“Knowledge is Power” is the oft-repeated mantra in the slightly askew world of Frequencies, but it’s one that the people acknowledge comes with something of a caveat. The most important piece of knowledge out there is the fact that a person’s frequency — basically their scientifically proven and unalterable level of luck — ultimately determines how much power they’ll ever have.
Marie Curie Fortune exits her primary school test with results showing an incredibly high frequency, while Isaac Newton Midgeley discovers his is extraordinarily low. They’re opposites, but more than that, they’re dangerous when kept in close proximity for more than a minute. While Marie is gifted with a life that automatically provides for her it comes at the cost of real feelings and empathy. As she herself points out, any emotional reaction you see on her face is an artificial creation. Isaac will know real emotions, but he’ll be “literally out of sync with the natural world, he will be beyond unlucky, he will never be in the right place at the right time.”

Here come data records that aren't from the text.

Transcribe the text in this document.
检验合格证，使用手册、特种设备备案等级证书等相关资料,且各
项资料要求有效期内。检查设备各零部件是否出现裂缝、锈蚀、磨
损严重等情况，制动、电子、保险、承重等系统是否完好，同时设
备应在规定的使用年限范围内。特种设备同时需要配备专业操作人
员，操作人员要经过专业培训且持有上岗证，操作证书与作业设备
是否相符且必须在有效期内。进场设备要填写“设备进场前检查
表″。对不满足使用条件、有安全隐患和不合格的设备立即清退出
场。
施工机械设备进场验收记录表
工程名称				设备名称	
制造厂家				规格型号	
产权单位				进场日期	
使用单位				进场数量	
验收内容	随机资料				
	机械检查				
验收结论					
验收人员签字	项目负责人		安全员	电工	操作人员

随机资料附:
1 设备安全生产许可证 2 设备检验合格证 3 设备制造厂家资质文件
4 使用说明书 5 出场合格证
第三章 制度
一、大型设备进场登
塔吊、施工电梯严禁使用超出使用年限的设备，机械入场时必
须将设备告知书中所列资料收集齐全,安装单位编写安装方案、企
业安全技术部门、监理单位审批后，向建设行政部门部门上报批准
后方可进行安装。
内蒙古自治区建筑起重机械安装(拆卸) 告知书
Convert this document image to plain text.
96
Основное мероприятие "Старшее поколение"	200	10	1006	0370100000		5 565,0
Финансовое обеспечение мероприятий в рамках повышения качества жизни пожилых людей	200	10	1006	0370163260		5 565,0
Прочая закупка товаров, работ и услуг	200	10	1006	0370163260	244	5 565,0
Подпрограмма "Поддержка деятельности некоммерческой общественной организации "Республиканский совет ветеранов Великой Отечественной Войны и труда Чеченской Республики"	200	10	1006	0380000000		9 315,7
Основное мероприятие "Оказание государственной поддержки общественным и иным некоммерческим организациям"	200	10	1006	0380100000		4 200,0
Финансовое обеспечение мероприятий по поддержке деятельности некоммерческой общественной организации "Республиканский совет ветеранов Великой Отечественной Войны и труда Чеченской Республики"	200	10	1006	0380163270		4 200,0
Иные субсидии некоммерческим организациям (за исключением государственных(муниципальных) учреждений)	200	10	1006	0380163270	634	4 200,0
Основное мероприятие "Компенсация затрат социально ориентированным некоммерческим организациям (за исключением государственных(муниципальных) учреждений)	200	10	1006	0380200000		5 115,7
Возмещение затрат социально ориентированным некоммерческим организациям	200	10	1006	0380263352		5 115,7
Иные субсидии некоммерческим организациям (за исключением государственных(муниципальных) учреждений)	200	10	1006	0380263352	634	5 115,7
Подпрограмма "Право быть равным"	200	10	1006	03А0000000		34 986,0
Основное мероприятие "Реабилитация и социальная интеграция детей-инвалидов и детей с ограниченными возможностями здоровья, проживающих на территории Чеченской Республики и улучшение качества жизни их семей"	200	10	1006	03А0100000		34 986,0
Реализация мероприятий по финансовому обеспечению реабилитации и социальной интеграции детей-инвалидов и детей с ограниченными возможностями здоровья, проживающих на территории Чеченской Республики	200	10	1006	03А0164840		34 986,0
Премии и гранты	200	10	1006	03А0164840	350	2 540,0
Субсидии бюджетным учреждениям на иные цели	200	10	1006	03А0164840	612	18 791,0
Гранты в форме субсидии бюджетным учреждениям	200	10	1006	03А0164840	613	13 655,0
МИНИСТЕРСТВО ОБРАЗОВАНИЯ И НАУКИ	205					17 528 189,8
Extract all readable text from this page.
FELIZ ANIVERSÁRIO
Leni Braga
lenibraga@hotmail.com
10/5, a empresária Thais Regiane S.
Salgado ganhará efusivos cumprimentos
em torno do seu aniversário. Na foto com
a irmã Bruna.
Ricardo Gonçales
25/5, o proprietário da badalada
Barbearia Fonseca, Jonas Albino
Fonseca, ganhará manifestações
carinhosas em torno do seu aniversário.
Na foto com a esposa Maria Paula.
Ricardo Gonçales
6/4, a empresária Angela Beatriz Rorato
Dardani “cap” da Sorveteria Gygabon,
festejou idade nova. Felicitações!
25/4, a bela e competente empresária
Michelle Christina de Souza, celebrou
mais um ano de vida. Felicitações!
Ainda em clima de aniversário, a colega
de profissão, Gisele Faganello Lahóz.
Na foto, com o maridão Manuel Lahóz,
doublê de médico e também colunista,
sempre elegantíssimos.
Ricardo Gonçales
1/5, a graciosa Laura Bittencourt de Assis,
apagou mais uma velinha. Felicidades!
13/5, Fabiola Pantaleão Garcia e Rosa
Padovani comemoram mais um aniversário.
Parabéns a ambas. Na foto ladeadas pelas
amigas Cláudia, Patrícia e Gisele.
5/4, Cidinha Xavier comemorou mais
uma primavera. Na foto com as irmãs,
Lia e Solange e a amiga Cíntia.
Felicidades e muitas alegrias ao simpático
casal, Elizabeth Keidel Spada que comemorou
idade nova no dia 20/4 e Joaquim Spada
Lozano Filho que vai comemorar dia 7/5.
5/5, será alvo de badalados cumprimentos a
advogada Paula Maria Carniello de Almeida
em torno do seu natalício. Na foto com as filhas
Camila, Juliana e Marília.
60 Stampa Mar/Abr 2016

The two meet as children and reunite once a year for a single minute. For him it’s about falling in love, for her it’s nothing more than research, but together they risk dangerous weather shifts and disruptions with the natural order of things for that single minute. They go their separate ways once school ends, but when their paths cross again as adults Isaac (Daniel Fraser) comes prepared with a way to change someone’s supposedly unchangeable frequency. Curious to continue their experiments and secretly hopeful it will mean she’ll be able to feel real emotions for the first time, Marie (Eleanor Wyld) agrees.
And together they put all of humanity at risk.
Writer/director Darren Paul Fisher‘s film is that rare creation — smart, thought-provoking science fiction more interested in big ideas than big set-pieces — and more often than not it delivers those ideas in an engaging and attractive manner.
The script never conflates a person’s frequency with their intelligence or charisma, and instead makes it clear that this simply determines how easy or hard of a road a person’s life will be. Isaac’s teacher acknowledges that the boy’s a genius, but a negative frequency makes him more trouble than he’s worth as a student. Marie’s parents would probably have preferred a lower number for their daughter if only because it would mean she was capable of feeling and displaying real emotion, but they’re content knowing her life will be an easy one. It’s basically a scientific application of the idea that some people just breeze through life while the rest of us struggle.
Big things matter, but the film’s charm comes in the smaller, less tangible changes. As Isaac’s experiment takes hold and Marie’s number decreases she discovers a reality she never considered. Yes she’s feeling love for the first time, but she’s also never had to actually wait for a train before as she’s used to them pulling up just as she reaches a station platform. Accidentally knocking over a glass at dinner is an alarming event for her parents but a delightful new norm for her. And speaking of feelings and emotional responses, a sequence late in the film featuring a short piece of Mozart’s music is all the evidence I need to know my own frequency is towards the low end.
The film’s take on the power of words, that certain combinations of letters can alter a person’s frequency while others pose an even greater threat, plays with ideas similarly explored in Pontypool and (to a lesser extent) The Invention of Lying. It’s a fascinating concept on its face, but the film’s scope allows itself to feel isolated purely by budgetary constraints. We’re told of bigger things than we ever get to see or experience.
That flat scale along with the occasional feeling that we’re in an exposition-dump loop hurt the overall experience, but the ideas and inferences continually lift it back up again. The story looks back on history and touches on biblical allegory in powerful ways allowing viewers to add additional context and depth to their own desire. The latter in particular feels especially clear to me while others may get nothing of the sort.
Frequencies wants to make you think and feel simultaneously, and it succeeds more often than it fails. While its ideas put it in company with films like Upstream Color and Coherence its execution isn’t up to those same standards as some things get lost along the way. (It actually feels closer to Shane Carruth’s Primer where the idea itself is the film’s greatest strength.) Still, there’s more than enough here to keep your brain occupied making it well worth seeking out in theaters… if you’re lucky enough to find it playing at one near you of course.
The Upside: Thought-provoking and interesting concept; real personality; third act; the Tesla/Edison joke; David Broughton-Davies
The Downside: Feels small; lacks energy at times
On the Side: The film played the festival circuit under the unwieldy title OXV: The Manual.